Sankcje na córki Putina
Maria Woroncowa i Katerina Tichonowa ani razu nie zabrały głosu w sprawie rzezi, jakiej Rosjanie dokonują w Ukrainie. Nie powinno to raczej dziwić, skoro za rzezią stoi ich własny ojciec. A warto wiedzieć, że Władimir Putin pilnie strzeże prywatności obu pań.
Teraz Parlament Europejski dyskutować ma o nałożeniu na kobiety specjalnych sankcji - donosi Bloomberg. Jakich? Nie do końca wiadomo. W jakiej formie - to także pozostaje na razie tajemnicą. Politycy mają jednak pracować nad pakietem rozwiązań, które uderzyłyby w Tichonową i Woroncową.
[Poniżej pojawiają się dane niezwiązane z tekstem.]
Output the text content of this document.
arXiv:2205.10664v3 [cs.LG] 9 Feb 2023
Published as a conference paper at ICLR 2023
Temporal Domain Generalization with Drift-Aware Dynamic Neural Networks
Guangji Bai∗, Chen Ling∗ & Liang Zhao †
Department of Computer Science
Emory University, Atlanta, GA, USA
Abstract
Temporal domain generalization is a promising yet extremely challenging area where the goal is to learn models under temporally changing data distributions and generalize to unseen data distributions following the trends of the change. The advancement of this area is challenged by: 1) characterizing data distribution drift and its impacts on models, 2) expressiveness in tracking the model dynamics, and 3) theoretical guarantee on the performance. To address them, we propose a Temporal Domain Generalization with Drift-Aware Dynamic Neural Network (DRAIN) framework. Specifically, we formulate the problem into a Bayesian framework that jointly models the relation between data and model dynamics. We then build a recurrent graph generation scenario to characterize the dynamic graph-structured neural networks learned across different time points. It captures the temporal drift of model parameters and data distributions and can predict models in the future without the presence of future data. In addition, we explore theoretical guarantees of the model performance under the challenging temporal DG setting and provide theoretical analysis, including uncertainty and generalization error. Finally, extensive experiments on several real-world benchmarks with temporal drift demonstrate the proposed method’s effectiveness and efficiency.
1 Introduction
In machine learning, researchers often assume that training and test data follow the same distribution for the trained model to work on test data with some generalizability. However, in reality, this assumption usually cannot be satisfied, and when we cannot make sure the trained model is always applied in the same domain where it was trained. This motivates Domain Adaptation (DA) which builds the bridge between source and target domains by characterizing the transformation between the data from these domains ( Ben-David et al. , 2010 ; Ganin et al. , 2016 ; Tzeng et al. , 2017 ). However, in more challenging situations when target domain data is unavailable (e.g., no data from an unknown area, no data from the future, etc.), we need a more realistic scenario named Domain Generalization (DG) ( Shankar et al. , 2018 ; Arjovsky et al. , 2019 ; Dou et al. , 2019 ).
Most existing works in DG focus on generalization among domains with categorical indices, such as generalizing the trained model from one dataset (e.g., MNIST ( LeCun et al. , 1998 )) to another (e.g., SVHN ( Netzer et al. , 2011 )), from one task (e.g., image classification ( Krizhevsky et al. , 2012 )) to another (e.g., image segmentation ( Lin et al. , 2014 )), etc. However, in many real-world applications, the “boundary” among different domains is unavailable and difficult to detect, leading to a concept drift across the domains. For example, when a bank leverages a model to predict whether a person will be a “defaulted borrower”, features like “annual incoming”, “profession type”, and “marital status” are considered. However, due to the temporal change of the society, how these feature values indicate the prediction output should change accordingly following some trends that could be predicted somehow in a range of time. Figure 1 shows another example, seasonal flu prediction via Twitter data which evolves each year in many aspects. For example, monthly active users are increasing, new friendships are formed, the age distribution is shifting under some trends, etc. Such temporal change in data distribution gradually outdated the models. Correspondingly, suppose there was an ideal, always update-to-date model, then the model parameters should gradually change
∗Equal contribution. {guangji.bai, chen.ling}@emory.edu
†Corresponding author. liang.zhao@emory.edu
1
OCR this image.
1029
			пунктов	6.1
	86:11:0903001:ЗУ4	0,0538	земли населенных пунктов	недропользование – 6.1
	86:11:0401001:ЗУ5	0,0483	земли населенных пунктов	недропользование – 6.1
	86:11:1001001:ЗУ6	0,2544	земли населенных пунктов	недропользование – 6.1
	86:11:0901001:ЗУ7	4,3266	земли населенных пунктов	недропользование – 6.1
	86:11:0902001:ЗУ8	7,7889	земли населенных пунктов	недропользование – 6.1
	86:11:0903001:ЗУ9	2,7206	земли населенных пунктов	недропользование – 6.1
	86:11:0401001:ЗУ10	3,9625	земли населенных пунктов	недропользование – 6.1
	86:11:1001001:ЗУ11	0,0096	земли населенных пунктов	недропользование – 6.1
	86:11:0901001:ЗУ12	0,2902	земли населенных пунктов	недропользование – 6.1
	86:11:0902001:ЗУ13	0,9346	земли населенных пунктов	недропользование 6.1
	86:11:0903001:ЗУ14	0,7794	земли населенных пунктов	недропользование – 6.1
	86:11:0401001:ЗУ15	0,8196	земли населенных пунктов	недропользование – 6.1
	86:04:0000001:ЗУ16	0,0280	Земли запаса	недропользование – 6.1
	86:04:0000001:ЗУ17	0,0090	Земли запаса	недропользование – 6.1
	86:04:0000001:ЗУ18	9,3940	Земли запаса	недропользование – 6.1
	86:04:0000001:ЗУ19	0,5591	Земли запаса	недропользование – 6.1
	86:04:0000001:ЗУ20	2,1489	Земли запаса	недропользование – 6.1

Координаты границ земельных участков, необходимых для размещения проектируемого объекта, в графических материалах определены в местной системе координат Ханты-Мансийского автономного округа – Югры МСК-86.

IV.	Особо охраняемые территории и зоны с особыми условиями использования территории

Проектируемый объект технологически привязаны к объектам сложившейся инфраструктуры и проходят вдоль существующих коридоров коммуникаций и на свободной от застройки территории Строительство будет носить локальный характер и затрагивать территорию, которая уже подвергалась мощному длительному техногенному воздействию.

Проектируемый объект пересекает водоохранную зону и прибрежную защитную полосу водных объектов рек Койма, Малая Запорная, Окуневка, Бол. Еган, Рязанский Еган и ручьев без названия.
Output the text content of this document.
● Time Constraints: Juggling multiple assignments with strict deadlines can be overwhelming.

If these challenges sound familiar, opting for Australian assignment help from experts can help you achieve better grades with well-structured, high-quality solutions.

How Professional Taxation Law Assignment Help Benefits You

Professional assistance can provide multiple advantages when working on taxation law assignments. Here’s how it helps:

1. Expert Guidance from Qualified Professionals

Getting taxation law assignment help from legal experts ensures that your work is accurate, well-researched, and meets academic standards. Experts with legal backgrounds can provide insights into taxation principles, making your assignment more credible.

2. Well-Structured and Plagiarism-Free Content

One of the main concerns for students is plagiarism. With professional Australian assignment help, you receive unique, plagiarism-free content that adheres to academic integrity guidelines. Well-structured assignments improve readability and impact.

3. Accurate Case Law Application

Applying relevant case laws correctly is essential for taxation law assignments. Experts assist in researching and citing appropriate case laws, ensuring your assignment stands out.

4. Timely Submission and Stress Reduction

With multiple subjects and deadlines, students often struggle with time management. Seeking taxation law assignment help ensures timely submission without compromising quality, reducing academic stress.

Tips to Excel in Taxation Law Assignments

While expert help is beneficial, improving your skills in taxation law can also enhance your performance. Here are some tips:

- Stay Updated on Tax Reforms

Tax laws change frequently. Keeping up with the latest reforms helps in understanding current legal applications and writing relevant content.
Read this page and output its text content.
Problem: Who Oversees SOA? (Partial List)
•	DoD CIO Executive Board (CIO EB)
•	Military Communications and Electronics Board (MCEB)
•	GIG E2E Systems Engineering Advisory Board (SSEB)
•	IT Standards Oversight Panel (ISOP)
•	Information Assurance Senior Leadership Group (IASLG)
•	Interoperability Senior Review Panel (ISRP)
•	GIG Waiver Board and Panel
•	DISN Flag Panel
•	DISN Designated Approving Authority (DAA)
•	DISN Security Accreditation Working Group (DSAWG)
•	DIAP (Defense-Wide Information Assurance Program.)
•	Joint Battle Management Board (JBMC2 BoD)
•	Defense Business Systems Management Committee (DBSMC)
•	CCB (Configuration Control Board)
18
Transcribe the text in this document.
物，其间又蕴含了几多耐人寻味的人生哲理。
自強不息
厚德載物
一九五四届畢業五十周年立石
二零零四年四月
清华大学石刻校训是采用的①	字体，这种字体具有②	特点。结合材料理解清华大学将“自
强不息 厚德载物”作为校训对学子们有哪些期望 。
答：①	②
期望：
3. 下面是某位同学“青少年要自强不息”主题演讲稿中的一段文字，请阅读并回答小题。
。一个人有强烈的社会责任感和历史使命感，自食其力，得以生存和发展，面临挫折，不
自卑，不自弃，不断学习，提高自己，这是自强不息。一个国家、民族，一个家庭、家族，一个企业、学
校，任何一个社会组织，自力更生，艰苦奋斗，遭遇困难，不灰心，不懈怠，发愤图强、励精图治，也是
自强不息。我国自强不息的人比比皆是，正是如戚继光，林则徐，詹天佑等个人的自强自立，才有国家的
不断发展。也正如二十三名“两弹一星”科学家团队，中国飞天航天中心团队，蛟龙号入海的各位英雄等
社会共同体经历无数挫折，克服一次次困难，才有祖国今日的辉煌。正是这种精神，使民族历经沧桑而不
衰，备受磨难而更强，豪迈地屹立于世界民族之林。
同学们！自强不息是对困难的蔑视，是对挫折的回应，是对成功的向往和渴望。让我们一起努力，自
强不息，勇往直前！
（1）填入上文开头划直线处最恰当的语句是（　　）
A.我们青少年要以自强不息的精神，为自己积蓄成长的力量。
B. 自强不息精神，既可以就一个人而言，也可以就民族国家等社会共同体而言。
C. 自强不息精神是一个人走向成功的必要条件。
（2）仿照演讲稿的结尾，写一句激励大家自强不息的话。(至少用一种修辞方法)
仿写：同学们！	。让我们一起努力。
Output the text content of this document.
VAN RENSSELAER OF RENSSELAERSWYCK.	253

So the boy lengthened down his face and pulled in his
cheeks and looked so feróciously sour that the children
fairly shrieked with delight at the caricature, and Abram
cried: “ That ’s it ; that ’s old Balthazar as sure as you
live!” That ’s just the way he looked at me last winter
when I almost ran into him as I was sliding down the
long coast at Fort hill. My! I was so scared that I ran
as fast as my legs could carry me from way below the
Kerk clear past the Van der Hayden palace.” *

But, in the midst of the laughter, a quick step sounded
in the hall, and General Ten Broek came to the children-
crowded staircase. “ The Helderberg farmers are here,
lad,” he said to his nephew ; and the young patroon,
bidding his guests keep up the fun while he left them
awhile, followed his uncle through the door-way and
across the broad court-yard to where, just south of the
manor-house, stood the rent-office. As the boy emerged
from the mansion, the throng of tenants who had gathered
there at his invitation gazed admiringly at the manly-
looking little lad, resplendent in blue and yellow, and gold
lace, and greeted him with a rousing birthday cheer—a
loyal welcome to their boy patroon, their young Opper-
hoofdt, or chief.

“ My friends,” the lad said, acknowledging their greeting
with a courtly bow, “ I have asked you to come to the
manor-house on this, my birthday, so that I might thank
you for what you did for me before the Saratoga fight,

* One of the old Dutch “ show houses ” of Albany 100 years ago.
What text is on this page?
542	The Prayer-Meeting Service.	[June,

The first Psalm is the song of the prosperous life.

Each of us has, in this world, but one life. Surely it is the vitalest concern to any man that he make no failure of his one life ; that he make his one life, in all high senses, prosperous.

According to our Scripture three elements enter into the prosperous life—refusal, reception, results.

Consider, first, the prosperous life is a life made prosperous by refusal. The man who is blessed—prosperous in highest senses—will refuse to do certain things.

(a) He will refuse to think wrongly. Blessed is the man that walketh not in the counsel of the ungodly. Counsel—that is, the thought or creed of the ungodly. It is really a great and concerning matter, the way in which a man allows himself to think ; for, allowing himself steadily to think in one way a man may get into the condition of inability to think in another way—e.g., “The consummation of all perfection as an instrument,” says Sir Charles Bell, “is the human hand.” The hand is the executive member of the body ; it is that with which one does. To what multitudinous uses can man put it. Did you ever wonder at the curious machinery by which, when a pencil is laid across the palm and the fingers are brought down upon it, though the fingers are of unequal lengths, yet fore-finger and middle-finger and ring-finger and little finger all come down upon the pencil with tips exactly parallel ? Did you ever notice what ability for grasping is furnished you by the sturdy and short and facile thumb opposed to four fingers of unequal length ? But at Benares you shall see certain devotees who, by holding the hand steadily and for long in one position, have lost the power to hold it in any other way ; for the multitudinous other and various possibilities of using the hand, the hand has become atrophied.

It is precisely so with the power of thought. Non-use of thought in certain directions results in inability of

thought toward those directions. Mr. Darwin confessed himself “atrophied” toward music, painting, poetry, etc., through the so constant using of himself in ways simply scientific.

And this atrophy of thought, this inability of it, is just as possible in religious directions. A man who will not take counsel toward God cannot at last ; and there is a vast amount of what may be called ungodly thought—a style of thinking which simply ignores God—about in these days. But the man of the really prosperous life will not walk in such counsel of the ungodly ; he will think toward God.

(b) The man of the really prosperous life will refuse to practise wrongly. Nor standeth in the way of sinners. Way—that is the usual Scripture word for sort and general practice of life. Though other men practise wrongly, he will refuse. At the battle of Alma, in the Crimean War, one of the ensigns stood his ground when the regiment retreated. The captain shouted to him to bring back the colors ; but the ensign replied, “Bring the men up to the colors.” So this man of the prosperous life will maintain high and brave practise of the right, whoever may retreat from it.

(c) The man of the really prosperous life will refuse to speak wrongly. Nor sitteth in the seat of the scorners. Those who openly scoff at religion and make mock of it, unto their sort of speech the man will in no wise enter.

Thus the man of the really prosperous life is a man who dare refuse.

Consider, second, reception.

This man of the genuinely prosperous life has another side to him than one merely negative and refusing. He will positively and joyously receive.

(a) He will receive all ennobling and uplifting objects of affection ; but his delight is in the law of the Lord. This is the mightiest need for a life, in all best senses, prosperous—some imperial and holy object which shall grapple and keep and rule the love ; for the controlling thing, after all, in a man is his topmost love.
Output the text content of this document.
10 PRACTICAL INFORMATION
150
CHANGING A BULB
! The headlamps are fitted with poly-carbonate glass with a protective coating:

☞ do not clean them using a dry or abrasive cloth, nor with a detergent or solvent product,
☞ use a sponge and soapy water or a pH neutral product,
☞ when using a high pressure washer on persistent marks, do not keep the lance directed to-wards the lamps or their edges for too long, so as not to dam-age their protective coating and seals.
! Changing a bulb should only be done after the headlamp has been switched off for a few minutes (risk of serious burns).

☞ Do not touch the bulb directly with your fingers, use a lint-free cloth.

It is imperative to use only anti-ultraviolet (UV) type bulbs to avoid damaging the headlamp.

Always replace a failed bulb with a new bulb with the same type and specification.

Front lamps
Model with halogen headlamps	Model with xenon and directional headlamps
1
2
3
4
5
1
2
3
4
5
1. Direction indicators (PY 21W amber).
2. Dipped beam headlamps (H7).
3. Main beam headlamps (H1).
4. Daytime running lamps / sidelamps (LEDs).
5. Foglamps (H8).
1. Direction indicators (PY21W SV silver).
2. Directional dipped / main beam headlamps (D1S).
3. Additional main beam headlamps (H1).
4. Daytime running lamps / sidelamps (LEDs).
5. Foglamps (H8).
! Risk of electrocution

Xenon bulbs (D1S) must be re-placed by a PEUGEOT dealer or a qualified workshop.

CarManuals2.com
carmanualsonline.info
Prawdopodobnie sankcje te nie będą szczególnie dotkliwe - obie kobiety żyją i pracują w Rosji, nie mogą tam narzekać na biedę, mają świetne posady (jedna jest współwłaścicielką firmy z sektora ochrony zdrowia, a druga stoi na czele instytutu ds. sztucznej inteligencji w Uniwersytecie Państwowym w Moskwie) i nie wiadomo, czy posiadają jakiekolwiek zagraniczne aktywa. Europie zależeć ma ponoć na tym, by ukarać je za bestialstwo ojca choćby symbolicznie. - Sankcje z pewnością nie uszłyby uwadze Władimira Putina - podaje Bloomberg.
Nowe sankcje na Rosję
Od rozpoczęcia wojny w Ukrainie, świat każe Rosję i skazuje ją na coraz większą izolację. Teraz Unia Europejska wdrożyła pakiet kolejnych sankcji, w tym zakaz importu rosyjskiego węgla. Ponadto rosyjscy i białoruscy przewoźnicy mają otrzymać zakaz pracy na terenie Unii, a cztery najważniejsze banki rosyjskie zostaną całkowicie odcięte od międzynarodowych transakcji.
Przewodnicząca Komisji Europejskiej Ursula von der Leyen zapowiedziała w środę w Parlamencie Europejskim prace nad kolejnymi, jeszcze nieokreślonymi (przynajmniej publicznie) sankcjami. - Musimy ponownie zwiększyć presję na Putina i rząd rosyjski, dlatego proponujemy jeszcze bardziej zaostrzyć nasze sankcje, które ograniczają polityczne i ekonomiczne opcje Kremla - powiedziała.